Society of the Cincinnati in the State of Virginia Lecture
This annual lecture focuses on the political, economic and military history of the American Revolution. Thanks to the generosity of the Society, this lecture permits VCU to feature some of the most cutting-edge research on the Revolutionary era for audiences of students, faculty and members of the community.
Upcoming Lecture - Oct 8, 2026 (TBC)
Yorktown, Virginia, holds a familiar place in the history of the American Revolution: in the Siege of Yorktown in the fall of 1781, American and French forces helped to end the Revolutionary War and win American independence. Yet the famous siege is only part of Yorktown’s involvement in the Revolution. Its townspeople had a long war. They threw tea into the York River in November 1774. By the following May, British ships anchored off Yorktown’s wharf were threatening to bombard the city, and repeated invasions endangered the town and its people.
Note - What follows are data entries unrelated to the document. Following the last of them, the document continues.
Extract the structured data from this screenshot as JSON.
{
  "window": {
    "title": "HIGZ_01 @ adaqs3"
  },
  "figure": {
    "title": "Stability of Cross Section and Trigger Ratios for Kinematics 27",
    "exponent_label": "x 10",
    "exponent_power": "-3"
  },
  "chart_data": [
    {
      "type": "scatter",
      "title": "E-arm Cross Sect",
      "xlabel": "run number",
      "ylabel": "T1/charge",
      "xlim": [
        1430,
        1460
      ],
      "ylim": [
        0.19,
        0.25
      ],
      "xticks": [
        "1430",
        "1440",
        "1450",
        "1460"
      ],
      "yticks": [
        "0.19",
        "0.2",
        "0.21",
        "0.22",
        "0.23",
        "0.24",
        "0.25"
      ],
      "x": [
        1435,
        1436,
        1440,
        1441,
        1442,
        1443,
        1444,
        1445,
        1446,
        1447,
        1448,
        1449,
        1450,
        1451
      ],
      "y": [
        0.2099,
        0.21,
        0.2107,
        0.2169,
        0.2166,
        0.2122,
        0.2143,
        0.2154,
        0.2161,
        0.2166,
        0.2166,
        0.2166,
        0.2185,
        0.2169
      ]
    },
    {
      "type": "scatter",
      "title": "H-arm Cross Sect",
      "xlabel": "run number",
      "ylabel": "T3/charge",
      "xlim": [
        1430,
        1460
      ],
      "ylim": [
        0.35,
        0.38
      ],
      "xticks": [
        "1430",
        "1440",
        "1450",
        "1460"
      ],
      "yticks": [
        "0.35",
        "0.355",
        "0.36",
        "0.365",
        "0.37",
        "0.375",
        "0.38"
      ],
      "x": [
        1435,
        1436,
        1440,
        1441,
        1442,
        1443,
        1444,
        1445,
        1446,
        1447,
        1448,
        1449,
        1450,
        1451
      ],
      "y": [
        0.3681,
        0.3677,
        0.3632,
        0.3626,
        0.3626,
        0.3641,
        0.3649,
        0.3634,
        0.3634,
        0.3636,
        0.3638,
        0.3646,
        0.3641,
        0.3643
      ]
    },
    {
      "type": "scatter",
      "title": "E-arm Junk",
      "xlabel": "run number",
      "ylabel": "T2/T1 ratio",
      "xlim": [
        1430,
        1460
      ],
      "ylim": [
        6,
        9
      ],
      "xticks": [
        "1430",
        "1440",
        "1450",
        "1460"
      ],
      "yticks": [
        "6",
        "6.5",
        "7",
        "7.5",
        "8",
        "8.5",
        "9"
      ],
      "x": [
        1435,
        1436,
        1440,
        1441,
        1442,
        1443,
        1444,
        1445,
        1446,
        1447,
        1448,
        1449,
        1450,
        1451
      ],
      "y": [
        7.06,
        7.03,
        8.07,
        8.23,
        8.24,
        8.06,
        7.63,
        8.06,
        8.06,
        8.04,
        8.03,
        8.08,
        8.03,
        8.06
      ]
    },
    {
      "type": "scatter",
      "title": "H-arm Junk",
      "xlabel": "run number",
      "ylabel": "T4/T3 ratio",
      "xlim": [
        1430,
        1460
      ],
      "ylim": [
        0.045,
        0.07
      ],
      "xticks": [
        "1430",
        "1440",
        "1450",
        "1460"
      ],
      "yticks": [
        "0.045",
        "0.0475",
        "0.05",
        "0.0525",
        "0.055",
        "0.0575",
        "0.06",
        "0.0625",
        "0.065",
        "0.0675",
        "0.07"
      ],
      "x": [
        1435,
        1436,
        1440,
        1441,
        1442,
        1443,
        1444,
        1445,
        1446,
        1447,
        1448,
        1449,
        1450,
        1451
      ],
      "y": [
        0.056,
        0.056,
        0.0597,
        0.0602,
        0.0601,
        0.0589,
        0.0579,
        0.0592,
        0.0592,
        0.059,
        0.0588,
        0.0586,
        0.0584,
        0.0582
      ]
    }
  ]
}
Esteemed historian Kathleen DuVal explores what the Revolution was like for the people of Yorktown—men and women, wealthy and poor, free and enslaved—and how their experiences can help us understand more broadly how people lived through the Revolution and what it meant to them.
Kathleen DuVal is a Professor of History at the University of North Carolina at Chapel Hill, where she specializes in early American and Native American history.